In its own 2017 housing report, Zillow Group noted that Generation Z (age 18-22) and millennials (23-37) generally rely more on online resources to help find rentals and make location decisions. Gen Z is particularly picky about the type of utilities that are in their units - for instance, gas or electric - and are also more likely to require or desire that a rental unit comes unfurnished - a sign that they have yet to accrue the furniture necessary to fill a home.

Younger consumers are generally more interested in apartment living than older cohorts, though more than half still desire to eventually own a home.

Those younger renters will have an increasing impact in coming years. In its recent multifamily investment outlook, Marcus & Millichap noted those 80 million millennials are now pushing into their late 20s and “may be showing independence.”

Last year saw a reversal of a trend that had existed since the recession, in which the percentage of young adults living with their parents had been increasing dramatically on an annual basis.

“Should the share of young adults living with family recede toward the long-term average, an additional 3 million young adults would need housing,” the Marcus report said.

At the other end of the age spectrum, consulting firm PwC recently reported survey results indicating senior apartments continue to garner growing attention from investors and developers.

This is the result of “enticing demographics,” as the oldest boomers reach 80 in 2026 and seek out new housing options. Starting in 2017 and accelerating at least through 2025, PwC anticipates upward demand trends as the segment of those age 82 to 86 - the dominant driver for assisted living and independent living units - is set to grow 29 percent, to 6.6 million.

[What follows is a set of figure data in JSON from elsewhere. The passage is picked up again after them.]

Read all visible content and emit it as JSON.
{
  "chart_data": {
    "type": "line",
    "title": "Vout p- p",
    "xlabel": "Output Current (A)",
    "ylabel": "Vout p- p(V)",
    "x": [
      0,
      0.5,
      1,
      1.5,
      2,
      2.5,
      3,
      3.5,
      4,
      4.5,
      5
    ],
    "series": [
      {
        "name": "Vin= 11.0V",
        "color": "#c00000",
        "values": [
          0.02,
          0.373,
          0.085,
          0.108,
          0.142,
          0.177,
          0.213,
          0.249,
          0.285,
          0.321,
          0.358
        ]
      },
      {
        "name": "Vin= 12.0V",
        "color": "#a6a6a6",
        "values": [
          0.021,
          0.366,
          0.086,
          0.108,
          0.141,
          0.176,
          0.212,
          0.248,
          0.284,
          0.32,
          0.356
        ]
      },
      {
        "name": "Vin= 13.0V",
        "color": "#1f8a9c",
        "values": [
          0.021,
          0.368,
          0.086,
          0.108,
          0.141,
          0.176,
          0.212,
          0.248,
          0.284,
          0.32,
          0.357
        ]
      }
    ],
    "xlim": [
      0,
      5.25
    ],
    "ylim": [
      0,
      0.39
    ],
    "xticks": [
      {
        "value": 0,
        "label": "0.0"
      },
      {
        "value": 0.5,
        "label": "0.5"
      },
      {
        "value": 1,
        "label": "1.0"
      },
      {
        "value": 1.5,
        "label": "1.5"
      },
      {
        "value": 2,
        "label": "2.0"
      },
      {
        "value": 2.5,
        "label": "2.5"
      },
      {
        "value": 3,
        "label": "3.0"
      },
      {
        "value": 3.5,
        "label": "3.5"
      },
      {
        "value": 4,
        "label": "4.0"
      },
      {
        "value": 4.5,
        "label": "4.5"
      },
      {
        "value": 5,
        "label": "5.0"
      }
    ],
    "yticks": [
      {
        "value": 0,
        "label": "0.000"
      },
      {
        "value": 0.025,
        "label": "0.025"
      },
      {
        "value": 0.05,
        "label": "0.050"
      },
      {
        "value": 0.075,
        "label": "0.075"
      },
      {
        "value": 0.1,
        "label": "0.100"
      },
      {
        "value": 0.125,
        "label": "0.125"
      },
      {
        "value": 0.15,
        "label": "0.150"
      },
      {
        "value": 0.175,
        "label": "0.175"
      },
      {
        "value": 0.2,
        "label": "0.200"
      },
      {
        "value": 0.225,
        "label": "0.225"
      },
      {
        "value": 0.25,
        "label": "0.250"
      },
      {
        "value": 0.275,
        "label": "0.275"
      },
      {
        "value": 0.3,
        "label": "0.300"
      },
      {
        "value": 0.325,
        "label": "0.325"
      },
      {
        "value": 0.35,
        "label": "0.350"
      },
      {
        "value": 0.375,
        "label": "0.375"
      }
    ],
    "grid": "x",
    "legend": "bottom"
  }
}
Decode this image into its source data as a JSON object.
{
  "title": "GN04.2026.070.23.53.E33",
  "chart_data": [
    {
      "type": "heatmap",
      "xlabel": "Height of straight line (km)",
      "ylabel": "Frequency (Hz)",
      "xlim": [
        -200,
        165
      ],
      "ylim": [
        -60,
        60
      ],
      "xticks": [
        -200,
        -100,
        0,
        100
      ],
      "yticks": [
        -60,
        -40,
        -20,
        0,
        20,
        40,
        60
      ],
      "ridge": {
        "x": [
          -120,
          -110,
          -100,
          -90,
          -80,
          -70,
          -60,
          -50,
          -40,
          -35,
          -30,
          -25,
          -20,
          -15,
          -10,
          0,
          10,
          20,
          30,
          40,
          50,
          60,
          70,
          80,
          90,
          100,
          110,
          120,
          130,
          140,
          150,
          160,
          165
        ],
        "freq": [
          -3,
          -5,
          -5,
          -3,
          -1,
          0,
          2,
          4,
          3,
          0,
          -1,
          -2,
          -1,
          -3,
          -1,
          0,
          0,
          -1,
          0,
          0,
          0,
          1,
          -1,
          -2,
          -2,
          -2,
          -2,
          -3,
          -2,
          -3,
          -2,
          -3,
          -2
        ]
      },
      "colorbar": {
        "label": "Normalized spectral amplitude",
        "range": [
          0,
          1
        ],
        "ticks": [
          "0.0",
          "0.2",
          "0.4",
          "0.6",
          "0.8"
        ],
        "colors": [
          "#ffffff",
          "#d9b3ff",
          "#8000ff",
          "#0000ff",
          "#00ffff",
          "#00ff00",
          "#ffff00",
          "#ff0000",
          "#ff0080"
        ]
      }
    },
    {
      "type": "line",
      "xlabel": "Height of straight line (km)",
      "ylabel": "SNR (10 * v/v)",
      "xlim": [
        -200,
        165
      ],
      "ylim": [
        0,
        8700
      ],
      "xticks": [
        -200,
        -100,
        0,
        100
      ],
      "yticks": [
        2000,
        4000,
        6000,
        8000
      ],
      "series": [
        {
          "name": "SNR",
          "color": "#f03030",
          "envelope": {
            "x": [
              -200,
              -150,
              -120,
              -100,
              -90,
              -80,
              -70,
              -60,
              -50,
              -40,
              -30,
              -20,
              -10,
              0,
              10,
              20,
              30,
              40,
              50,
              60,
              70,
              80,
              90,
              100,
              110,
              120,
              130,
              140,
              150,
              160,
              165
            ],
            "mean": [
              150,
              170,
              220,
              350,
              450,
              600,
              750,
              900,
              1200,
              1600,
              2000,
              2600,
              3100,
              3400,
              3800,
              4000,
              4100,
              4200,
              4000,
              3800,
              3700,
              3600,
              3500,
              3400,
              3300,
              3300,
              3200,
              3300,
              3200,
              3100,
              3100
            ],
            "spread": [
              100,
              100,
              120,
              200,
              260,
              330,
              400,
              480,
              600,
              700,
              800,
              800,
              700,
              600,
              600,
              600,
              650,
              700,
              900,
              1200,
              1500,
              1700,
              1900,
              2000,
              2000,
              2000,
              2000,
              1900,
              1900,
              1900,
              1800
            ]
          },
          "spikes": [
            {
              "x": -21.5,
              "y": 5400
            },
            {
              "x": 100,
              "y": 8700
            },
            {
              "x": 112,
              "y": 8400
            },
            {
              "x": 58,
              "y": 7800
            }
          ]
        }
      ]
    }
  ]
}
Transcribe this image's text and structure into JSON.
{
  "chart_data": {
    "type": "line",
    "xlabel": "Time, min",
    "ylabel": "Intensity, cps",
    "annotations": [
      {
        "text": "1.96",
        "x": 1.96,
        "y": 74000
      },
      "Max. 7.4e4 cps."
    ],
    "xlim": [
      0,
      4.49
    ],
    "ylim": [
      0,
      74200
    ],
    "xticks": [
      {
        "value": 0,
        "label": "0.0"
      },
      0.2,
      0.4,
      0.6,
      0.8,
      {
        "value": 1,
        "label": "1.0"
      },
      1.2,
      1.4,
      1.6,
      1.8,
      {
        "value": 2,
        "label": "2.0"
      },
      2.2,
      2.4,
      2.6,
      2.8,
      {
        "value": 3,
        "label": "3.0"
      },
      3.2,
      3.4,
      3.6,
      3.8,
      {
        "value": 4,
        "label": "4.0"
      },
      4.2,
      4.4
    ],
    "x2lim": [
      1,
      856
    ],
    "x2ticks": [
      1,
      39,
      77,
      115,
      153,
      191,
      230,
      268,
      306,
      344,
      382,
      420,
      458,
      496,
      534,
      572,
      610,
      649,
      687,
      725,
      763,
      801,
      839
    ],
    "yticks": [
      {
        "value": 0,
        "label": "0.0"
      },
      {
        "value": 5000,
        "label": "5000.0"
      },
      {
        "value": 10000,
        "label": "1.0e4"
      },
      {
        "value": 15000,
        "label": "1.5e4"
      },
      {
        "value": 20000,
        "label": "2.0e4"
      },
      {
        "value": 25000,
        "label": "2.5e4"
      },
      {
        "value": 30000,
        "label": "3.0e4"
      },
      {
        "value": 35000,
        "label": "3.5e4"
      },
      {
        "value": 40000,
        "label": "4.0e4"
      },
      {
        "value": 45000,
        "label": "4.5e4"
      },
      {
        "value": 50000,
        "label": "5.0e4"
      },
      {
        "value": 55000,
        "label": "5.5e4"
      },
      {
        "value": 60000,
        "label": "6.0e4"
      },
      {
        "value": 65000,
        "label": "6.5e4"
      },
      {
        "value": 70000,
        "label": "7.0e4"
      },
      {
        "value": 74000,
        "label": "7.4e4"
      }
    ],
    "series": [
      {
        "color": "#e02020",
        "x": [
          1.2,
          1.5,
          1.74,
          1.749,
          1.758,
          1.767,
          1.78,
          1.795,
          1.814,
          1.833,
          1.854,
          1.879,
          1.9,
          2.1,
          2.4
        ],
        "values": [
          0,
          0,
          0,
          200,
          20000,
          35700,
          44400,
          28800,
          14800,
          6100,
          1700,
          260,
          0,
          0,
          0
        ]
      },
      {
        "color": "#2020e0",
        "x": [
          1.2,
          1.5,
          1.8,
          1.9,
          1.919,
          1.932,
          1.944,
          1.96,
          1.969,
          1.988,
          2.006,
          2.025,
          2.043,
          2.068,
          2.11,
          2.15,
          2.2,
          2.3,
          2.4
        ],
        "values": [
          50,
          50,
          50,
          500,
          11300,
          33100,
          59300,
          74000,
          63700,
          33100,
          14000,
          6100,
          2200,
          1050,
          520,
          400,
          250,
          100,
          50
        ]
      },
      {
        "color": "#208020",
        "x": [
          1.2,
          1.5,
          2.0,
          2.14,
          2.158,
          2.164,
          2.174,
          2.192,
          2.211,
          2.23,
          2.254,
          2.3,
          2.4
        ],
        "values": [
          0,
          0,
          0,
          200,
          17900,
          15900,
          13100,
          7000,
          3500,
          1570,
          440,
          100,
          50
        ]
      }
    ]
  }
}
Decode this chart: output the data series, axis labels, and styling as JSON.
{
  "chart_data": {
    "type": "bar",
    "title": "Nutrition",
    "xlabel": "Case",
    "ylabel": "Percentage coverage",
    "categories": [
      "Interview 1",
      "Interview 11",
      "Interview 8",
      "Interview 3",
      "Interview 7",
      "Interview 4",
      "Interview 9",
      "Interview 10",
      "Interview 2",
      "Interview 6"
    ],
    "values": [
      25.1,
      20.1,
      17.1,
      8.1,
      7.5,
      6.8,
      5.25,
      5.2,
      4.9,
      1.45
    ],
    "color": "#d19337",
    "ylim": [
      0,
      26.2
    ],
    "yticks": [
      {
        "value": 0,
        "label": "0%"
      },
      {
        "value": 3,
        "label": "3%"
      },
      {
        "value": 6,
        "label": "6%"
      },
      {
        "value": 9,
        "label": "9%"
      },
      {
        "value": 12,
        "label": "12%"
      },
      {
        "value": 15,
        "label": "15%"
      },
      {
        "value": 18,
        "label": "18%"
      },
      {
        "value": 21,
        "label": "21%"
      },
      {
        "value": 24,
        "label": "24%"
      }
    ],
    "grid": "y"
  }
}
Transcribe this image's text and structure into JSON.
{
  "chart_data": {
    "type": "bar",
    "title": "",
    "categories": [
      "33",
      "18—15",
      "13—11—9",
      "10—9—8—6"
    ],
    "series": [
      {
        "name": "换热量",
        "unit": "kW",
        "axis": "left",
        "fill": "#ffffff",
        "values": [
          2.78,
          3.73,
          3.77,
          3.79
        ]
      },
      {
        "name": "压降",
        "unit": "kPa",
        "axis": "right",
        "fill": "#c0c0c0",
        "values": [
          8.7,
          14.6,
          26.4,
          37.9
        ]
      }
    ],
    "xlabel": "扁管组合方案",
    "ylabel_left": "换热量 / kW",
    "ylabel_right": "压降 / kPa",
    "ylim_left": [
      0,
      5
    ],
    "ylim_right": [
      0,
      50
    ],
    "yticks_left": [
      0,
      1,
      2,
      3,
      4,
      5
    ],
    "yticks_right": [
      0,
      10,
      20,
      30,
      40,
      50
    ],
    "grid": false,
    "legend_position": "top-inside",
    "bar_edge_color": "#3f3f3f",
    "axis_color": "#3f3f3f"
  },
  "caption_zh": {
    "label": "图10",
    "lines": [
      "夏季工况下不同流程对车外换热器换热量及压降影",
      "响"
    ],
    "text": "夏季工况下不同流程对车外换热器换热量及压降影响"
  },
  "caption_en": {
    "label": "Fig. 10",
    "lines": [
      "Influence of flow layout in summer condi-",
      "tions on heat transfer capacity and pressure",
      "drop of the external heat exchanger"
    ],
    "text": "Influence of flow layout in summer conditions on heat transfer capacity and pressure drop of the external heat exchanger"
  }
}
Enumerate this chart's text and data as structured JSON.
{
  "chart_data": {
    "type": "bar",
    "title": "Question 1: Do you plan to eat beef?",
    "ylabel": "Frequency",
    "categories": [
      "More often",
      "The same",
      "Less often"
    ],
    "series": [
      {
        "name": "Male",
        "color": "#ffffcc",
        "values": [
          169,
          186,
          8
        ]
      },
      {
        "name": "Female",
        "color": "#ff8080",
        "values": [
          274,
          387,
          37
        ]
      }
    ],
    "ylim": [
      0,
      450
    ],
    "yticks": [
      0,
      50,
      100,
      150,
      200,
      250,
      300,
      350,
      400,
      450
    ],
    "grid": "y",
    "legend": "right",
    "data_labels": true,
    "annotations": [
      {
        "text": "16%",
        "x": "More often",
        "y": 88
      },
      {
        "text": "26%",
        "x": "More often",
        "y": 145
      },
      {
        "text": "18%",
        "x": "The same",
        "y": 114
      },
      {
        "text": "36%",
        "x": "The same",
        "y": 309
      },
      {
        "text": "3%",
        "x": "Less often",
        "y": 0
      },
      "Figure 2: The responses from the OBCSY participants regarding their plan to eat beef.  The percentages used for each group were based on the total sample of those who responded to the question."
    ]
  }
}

At the Apartmentalize session on supply constraints, Norman Miller, professor of real estate finance at University of San Diego, said other demographic factors to watch in coming years include expected annual increases in net immigration into the U.S., which has recently dipped but is expected to outstrip growth rates in the non-immigrant population by 2030.

Also, U.S. home ownership rates show no signs of reversing a longtime decline, with prices rising and the overall supply of moderate-priced housing not meeting demand.

“The home ownership rate is not going to go up, it’s going to go down over the next couple of years, which puts even more pressure on rental housing units,” Miller said.